Watch the full play here.
Anyone who has ever got to know an artist personally may find solidarity in the impression that is repeatedly sung in the musical, Sunday in the Park with George that “Artists are bizarre”. A short introduction at the beginning of the video tells us that this work of historical fiction tells us of “what little we know” about George Seurat. Yet just as his painting requires people to look closer, we see through the eyes of his lover along with other characters that George is much more complex than that.
Sunday in the Park with George by Stephen Soundheim and James Lapine is a Pulitzer Prize winner, nominated for ten Tony Awards, starring Tony Award winners, Best Actor and Actress, Mandy Patinkin and Bernadette Peters. It opened at the Booth Theater on May 2, 1985 with 35 previews and 604 performances before closing on October 13. It was later remade by Broadway with Jake Gyllenhaal and Annaleigh Ashford.
The story follows George in the months he pours into finishing a painting he called A Sunday Afternoon on the Island of La Grande Jatte, which eventually became the work he was most known for. In his stubborn preoccupation to “finish the hat” (“there never was a hat”) and perfect a new style he would later on introduce as pointillism, George “alienates the French bourgeoisie, spurns his fellow artists, and neglects his lover, not realizing that his actions will reverberate over the next 100 years” (Vine, 2019).

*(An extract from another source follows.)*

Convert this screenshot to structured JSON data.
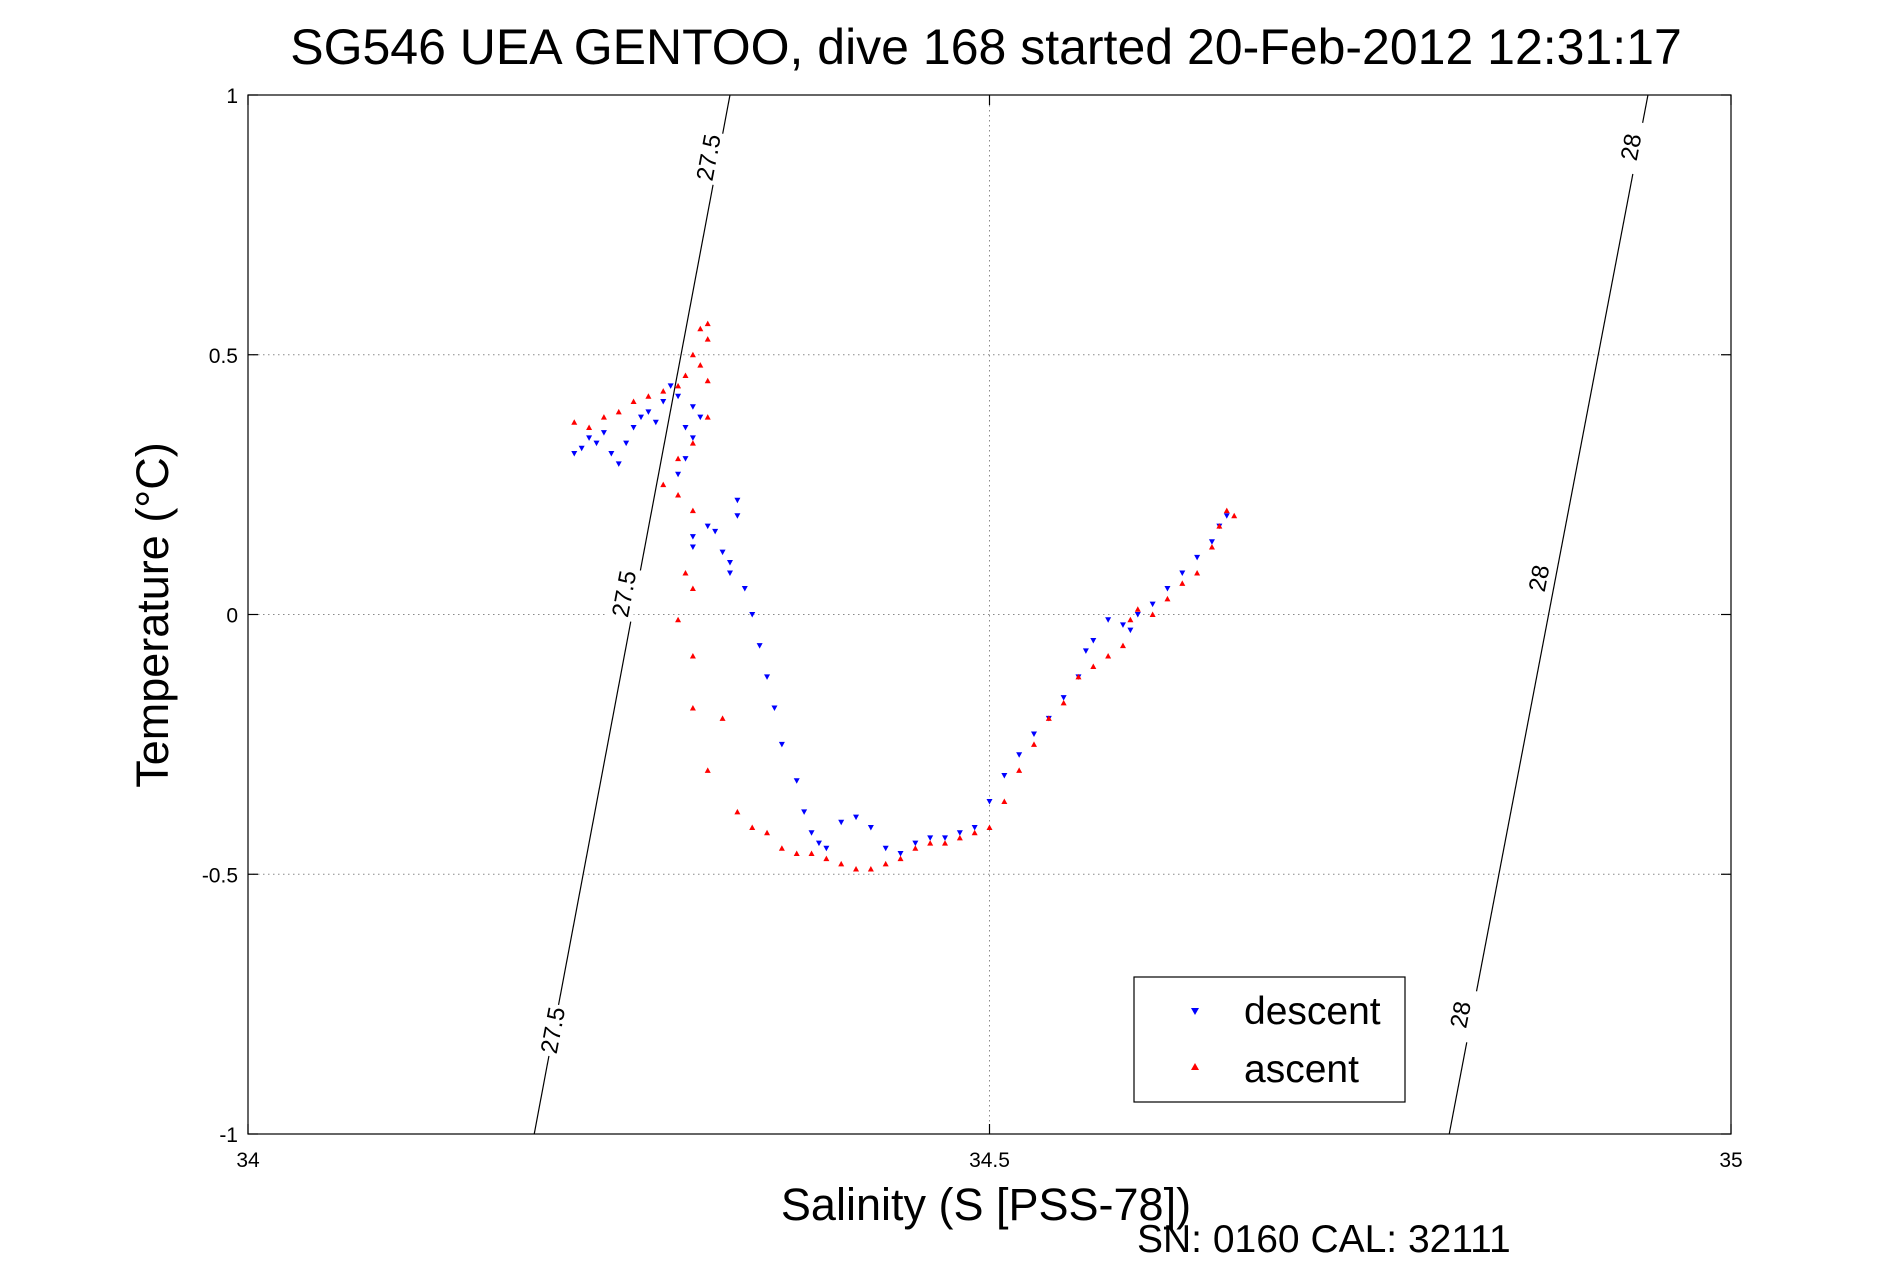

George painted people from all walks of life, even when they didn’t understand what he was doing to the point of gossiping about him. Even when the scene was chaotic, he found something worth painting about what he saw. “Pretty isn't beautiful, Mother. Pretty is what changes. What the eye arranges-- is what is beautiful.” The standard for what is pretty changes over time. Beauty, however, isn’t always obvious, but one can decide to see what is beautiful.
Early on in the play, one of the first things we learn about George is of his strict work ethic and discipline marked by his understanding of the fundamentals of art. He may seem like nothing more than a passive observer to just about every character in the play, yet his encounter with his adversary in the art world tells us that not for one moment did he mind that no one understood him or his vision.

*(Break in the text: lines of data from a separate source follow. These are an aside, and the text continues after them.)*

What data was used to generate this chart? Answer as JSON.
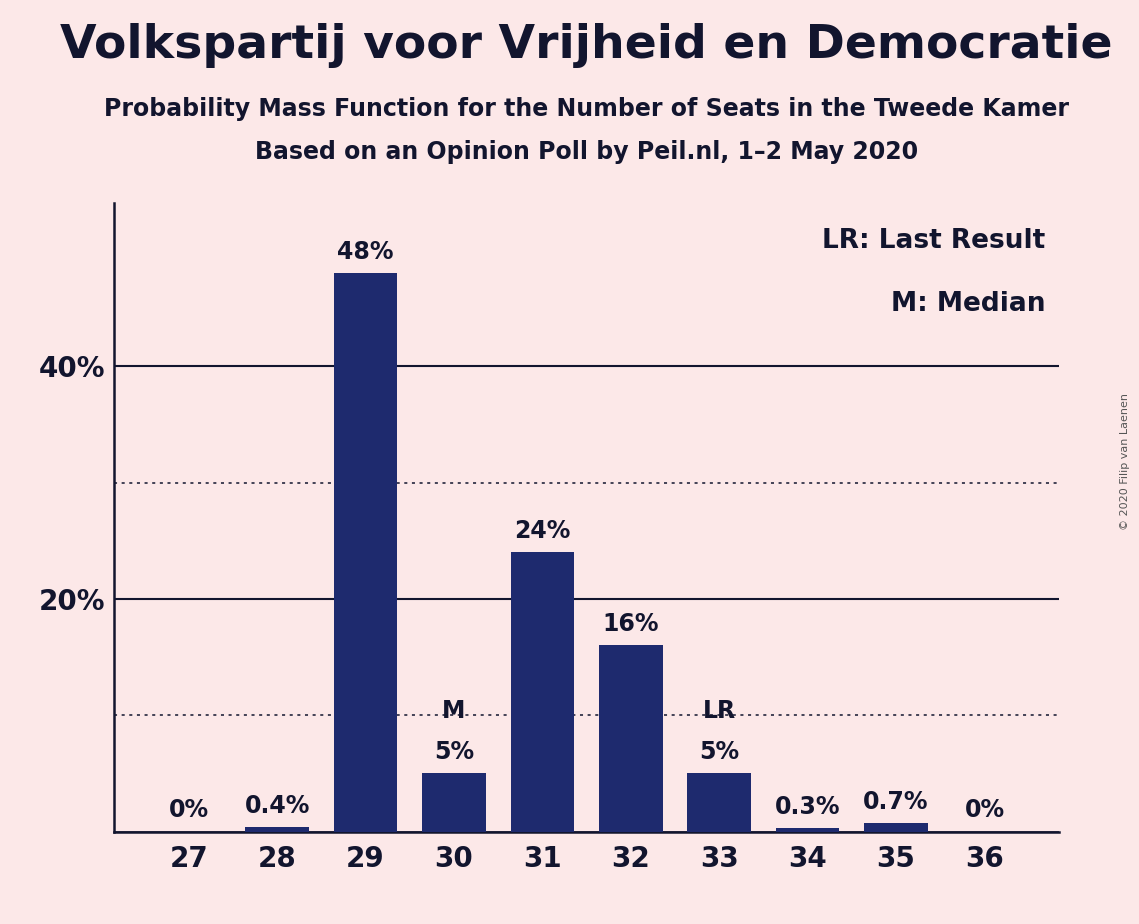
{
  "title": "Volkspartij voor Vrijheid en Democratie",
  "subtitle1": "Probability Mass Function for the Number of Seats in the Tweede Kamer",
  "subtitle2": "Based on an Opinion Poll by Peil.nl, 1–2 May 2020",
  "copyright": "© 2020 Filip van Laenen",
  "categories": [
    27,
    28,
    29,
    30,
    31,
    32,
    33,
    34,
    35,
    36
  ],
  "values": [
    0.0,
    0.4,
    48.0,
    5.0,
    24.0,
    16.0,
    5.0,
    0.3,
    0.7,
    0.0
  ],
  "bar_color": "#1e2a6e",
  "background_color": "#fce8e8",
  "title_color": "#12152e",
  "label_color": "#12152e",
  "grid_color": "#12152e",
  "ytick_positions": [
    20,
    40
  ],
  "ytick_labels": [
    "20%",
    "40%"
  ],
  "solid_lines": [
    0,
    20,
    40
  ],
  "dotted_lines": [
    10,
    30
  ],
  "ylim": [
    0,
    54
  ],
  "median_seat": 30,
  "lr_seat": 33,
  "legend_lr": "LR: Last Result",
  "legend_m": "M: Median",
  "bar_labels": [
    "0%",
    "0.4%",
    "48%",
    "5%",
    "24%",
    "16%",
    "5%",
    "0.3%",
    "0.7%",
    "0%"
  ],
  "title_fontsize": 34,
  "subtitle_fontsize": 17,
  "bar_label_fontsize": 17,
  "axis_tick_fontsize": 20,
  "legend_fontsize": 19,
  "copyright_fontsize": 8
}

“Work is what I do for others. Art is what I do for myself.” - George
In one scene, he patiently describes pointillism to another artist through his discovery in color theory. Instead of mixing colors, he dots the canvas with colors placed in very close proximity to each other. From the viewer’s perspective, the colors blend at a certain distance. One is only able to distinguish the colors from each other up close. When the other artist feigned jaded uninterest to mask his envy, George was unfazed. His reaction? “Anything you do. Let it come from you. Then it will be new.” This tells us that he wasn’t just painting to showcase his innovation or to prove himself to the people around him. His true concern wasn’t so much about originality, but authenticity.
Finally, his lover, endearingly nicknamed Dot, is the one who suffers most throughout the play. After having enough of his neglect, deciding she can no longer beg for his time and attention, she ends up with Louis, the baker whom everyone loves. George however is far from forgotten.

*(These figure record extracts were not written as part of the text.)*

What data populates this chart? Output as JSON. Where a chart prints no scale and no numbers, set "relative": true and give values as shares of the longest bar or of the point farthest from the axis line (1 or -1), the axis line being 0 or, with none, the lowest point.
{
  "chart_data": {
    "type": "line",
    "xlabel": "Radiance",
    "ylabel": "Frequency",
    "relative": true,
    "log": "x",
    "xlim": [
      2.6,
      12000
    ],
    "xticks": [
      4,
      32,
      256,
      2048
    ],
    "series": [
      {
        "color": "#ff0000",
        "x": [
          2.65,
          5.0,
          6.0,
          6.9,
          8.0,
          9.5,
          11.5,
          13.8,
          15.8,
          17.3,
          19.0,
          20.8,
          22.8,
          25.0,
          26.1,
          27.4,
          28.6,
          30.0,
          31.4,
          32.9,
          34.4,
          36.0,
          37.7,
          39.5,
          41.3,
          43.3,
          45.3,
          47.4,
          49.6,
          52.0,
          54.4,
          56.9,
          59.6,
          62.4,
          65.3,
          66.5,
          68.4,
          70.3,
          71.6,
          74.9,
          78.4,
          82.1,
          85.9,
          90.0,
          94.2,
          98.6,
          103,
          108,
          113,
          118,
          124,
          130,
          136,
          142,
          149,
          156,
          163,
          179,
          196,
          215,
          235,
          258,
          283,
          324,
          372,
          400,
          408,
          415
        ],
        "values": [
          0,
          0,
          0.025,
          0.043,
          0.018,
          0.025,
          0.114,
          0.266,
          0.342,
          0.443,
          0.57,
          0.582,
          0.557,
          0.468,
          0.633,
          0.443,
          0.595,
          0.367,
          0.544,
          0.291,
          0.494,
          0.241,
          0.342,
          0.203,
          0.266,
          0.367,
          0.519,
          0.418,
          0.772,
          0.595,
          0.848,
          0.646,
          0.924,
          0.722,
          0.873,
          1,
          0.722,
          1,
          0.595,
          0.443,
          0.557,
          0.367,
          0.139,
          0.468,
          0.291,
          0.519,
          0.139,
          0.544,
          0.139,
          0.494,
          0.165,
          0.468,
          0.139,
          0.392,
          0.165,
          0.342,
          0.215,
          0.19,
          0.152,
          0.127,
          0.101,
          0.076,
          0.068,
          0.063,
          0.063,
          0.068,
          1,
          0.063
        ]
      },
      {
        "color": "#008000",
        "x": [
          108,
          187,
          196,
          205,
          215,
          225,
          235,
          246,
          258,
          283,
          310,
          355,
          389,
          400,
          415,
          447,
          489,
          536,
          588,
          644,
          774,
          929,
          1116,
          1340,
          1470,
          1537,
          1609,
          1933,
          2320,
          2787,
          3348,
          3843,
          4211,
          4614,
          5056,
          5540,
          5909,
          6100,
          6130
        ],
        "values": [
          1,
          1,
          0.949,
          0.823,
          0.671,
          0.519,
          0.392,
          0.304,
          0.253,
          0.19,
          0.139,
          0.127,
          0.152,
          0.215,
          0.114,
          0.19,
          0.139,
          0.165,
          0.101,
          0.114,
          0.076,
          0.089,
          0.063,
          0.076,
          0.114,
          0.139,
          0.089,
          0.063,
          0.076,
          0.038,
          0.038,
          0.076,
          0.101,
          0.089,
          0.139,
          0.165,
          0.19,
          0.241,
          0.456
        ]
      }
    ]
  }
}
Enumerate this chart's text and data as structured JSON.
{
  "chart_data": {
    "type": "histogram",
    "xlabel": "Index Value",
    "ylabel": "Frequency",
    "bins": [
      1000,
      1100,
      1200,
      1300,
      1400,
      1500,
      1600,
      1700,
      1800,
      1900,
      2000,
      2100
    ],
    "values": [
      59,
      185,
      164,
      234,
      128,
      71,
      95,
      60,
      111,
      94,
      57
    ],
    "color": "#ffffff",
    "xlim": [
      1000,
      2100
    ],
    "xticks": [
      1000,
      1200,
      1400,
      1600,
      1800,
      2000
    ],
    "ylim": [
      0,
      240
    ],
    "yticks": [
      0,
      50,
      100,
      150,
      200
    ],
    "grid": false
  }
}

“We lose things, and then we choose things”; “I chose and my world was shaken, so what? The choice may have been mistaken; the choosing was not.” ― Dot
The decision has been made for George who confesses his feelings for Dot when it was already too late: “I cannot divide my feelings up as neatly as you, and I am not hiding behind my canvas - I am living in it! I am what I do. Which you knew. Which you always knew. What I thought you were a part of!”
Sunday in the Park with George is a poignant musical about the trade-offs we must make in life, and how we won’t always know where our choices will take us. Nevertheless, we must move on and believe in the sincerity of our vision. As Dot’s daughter Marie said, “There are only two worthwhile things to leave behind when you depart this world of ours - children and art”.